Background
Atlassian does not officially support clustering with Crowd and probably won't for a long time. I have voted for the feature so time will tell. Some users are running crowd in a cluster which may or may not work for this application.
External Documents
Load Balancing
A load balancer is required in front of the Crowd nodes to provide a cohesive interface to the cluster. This also ensures the load is spread out amongst all of the Crowd nodes.

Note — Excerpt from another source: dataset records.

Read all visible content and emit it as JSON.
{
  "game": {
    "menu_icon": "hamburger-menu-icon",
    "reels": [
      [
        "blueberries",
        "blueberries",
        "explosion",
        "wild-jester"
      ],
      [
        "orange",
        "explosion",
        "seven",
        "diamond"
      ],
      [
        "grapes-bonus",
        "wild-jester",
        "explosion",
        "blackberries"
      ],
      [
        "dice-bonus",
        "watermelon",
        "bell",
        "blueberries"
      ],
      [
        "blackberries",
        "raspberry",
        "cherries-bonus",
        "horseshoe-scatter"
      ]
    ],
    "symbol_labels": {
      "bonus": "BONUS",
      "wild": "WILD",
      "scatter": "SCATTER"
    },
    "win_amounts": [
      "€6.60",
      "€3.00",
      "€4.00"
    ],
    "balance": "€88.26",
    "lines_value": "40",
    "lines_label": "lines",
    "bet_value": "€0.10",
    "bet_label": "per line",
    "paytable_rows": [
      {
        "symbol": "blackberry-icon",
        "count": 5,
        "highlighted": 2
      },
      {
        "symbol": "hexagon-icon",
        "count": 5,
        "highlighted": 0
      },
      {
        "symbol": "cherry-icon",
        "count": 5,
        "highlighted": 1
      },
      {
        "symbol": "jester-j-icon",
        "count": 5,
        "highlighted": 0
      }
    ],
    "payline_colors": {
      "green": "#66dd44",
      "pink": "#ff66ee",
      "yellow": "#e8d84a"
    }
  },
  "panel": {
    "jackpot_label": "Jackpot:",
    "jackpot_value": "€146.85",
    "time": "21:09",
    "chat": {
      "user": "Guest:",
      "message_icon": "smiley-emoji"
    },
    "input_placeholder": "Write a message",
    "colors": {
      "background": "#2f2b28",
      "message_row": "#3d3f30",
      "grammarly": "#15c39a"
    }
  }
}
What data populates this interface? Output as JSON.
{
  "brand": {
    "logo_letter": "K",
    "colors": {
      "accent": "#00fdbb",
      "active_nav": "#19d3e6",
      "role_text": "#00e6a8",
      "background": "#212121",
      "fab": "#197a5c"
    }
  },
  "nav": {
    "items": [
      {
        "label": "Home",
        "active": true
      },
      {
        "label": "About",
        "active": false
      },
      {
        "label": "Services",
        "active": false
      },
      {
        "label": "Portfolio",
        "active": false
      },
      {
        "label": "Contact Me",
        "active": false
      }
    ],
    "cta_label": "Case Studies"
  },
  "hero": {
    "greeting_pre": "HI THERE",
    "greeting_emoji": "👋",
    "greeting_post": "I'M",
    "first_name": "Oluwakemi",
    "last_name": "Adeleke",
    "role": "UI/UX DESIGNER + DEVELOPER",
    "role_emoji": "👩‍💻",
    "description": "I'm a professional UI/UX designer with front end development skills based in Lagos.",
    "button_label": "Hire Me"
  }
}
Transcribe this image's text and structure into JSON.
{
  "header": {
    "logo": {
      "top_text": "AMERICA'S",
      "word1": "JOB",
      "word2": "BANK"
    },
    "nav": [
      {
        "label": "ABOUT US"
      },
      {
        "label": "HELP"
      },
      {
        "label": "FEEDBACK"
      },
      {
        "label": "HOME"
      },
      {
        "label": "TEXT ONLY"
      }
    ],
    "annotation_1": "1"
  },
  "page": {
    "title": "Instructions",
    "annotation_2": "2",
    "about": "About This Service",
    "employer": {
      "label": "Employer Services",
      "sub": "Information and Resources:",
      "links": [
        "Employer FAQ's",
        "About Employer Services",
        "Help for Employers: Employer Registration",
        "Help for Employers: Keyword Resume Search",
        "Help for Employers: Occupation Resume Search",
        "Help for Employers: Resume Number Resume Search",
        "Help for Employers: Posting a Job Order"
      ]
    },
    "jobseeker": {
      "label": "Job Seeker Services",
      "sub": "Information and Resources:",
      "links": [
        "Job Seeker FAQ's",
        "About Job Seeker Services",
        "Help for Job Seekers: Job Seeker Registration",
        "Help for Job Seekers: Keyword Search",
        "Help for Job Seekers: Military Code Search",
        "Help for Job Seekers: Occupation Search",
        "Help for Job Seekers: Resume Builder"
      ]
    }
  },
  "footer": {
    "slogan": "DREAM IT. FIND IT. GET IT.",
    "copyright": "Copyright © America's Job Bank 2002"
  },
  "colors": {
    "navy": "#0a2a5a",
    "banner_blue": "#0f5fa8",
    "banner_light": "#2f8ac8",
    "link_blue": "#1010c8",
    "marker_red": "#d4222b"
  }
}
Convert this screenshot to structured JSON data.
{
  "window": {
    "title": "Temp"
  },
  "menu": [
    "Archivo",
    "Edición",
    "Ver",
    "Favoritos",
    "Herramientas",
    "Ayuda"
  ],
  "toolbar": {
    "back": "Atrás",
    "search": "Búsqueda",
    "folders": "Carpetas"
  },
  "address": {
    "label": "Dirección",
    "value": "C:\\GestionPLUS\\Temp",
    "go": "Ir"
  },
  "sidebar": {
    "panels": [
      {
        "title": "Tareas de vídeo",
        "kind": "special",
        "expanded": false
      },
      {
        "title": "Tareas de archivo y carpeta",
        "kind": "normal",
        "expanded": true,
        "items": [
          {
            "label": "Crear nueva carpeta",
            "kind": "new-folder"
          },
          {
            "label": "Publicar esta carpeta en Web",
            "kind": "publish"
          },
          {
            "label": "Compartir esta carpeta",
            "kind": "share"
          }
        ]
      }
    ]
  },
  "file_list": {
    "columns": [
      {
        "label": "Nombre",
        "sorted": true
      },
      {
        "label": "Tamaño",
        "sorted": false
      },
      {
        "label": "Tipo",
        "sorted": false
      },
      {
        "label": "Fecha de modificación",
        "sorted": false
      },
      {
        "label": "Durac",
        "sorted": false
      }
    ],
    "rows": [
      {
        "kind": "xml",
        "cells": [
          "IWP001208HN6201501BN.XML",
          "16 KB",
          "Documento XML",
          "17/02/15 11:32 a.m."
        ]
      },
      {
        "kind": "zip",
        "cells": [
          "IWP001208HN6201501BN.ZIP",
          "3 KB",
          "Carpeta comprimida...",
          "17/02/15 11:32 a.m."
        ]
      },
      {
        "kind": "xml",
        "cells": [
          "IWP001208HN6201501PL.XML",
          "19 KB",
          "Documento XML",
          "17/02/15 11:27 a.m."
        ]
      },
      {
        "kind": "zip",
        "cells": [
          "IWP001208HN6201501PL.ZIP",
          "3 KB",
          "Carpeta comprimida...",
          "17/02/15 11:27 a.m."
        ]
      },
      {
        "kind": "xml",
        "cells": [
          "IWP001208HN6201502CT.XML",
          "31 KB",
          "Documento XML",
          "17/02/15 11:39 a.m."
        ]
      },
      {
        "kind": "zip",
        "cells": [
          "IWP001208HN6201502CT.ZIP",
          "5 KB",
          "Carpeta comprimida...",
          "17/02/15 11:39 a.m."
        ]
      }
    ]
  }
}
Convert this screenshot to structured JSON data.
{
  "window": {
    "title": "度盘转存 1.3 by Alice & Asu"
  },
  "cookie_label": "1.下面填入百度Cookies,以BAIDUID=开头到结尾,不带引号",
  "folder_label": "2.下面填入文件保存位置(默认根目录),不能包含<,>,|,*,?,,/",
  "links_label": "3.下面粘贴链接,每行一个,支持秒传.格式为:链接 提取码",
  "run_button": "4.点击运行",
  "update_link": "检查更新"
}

Single point of failure? How can we assure HA on the load balancer itself?
Tomcat
Tomcat provides a load balancing solution but that may not scale well enough for such a large system.
Hardware Balanacer
A
Cisco ACE is probably overkill and can be difficult to configure
MySQL Replication/Clustering
There seems to be one main solution that works for people with a few options along the way. Multiple identical instances of Crowd are installed on a number of boxes behind a load balancer. Each instance needs access to the same data for tokens to be accepted across the cluster. If using a replicated set the replication must be quick enough (at least on the token table) to ensure that a user who authenticates against one node has their token replicated to the other nodes before they attempt to use another crowd protected service.
MySQL Administration Tips
Use this cron job to monitor database utilization over time:
- */5 * * * * echo `date`:\ `mysqladmin status` >> /var/log/mysql-status
Shared Database
It is possible for the Crowd nodes to share a single database so the tokens table is always up to date. It would be a good idea to have some provision for failover like a master/master database setup.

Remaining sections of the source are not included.